As far as institutional investments are concerned, he said due to the buoyancy in advanced countries, their yields have increased significantly and the volume of money therefore coming into the emerging markets from institutional investors may get tempered. 

“This makes it even more important for individual countries to make sure their macroeconomic fundamentals are strong, so that they can make sure their share of institutional investors are not affected too much,” he added.

Speaking on long-term debt, Dr. Coomaraswamy expressed caution that the rising cost of sovereign bonds would come under upward pressure as normalisation takes place in the monetary policies of major global economies.

“As we are still a twin deficit economy, we have fairly high premium above the risk of the US. What we need to do is strengthen our macro fundamentals to a point where we drive down that premium. If we are able to drive down that premium, by more than increasing the risk-free rates, then clearly our cost of borrowing will be neutral or come down and that is what we need to do. We need to focus on getting our macro policies even better to drive our premium down,” he explained.

It was pointed out that a new growth model based on the private sector being the locomotive for economic development, with exports and investment, including FDI as key pillars, is being pursued. “Maximising the advantages of our strategic location in the Indian Ocean, diversifying our export basket and enhancing trade facilitation will be imperative in promoting sustained growth and development.”
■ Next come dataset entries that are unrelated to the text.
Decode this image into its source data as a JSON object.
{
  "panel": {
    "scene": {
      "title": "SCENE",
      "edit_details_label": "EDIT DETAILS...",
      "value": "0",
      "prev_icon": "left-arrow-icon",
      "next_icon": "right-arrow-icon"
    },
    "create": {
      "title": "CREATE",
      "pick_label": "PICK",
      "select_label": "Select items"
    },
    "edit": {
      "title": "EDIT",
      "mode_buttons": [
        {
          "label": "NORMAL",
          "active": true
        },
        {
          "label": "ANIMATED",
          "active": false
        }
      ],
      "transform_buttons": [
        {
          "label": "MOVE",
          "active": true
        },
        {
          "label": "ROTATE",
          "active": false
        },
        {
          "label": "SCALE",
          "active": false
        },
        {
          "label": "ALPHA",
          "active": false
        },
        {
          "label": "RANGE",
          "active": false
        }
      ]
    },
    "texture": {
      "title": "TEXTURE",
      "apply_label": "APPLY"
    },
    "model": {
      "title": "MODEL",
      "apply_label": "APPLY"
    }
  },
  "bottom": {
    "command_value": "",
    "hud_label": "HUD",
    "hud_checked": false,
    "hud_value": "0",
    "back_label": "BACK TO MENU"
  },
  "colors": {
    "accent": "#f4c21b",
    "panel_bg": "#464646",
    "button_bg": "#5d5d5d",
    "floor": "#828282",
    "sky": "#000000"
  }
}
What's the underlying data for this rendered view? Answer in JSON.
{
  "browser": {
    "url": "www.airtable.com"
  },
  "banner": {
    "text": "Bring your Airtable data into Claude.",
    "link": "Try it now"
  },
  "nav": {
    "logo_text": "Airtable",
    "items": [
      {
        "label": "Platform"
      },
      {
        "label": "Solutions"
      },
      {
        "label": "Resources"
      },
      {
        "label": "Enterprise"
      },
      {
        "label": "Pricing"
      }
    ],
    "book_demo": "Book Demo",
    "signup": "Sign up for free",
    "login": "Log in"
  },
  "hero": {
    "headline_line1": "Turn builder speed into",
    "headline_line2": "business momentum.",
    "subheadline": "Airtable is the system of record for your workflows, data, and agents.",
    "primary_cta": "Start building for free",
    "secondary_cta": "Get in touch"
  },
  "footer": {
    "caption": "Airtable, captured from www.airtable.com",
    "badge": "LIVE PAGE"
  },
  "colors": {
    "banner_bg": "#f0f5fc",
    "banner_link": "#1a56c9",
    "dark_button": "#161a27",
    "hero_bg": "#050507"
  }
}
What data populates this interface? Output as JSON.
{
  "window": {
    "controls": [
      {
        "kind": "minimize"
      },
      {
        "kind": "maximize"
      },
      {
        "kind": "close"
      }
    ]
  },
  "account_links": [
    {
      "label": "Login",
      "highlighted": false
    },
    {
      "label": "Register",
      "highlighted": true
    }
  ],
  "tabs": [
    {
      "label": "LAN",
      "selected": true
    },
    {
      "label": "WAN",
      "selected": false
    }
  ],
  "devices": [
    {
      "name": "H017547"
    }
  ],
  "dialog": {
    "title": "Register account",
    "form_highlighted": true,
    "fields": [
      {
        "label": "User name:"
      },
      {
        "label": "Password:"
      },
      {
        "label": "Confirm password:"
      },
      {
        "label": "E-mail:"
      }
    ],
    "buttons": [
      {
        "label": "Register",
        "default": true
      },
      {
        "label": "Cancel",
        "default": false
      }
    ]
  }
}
According to the Governor, changes to governance and institutional structures, regulatory frameworks and procedural fairness will enhance the investment climate, enabling Sri Lanka to stay competitive in the region. 

Explaining these frameworks, he said consistency and predictability in policymaking are expected by institutionalising them. 

“The Fiscal Responsibility Management Act that we have has no teeth. We need to strengthen it. The bill will provide provisions so that any deviation from the targets made could only be for specified reasons and if you do deviate from the targets then you must chart a clear way back to get through the target,” he added.

Dr. Coomaraswamy also said the introduction of the Liability Management Act would enable the Government to borrow more than the requirement for the Budget of that particular year. 

“Currently, the Appropriation Act limits Government borrowing through finance into deficits in the Budget. With the new legislation, we can raise additional resources.”

He stressed that investment promotions were being boosted through taskforces to improve the Ease of Doing Business and create a more effective one-stop shop, while trade facilitation was being strengthened through a single economic window and a trade portal in Customs.

In the context of natural calamities being experienced by the entire world today, Dr. Coomaraswamy said devising a growth framework while disregarding environmental sustainability was highly imprudent. Therefore crisis preparedness and sustainability needed to be embedded in the planning and budgeting process.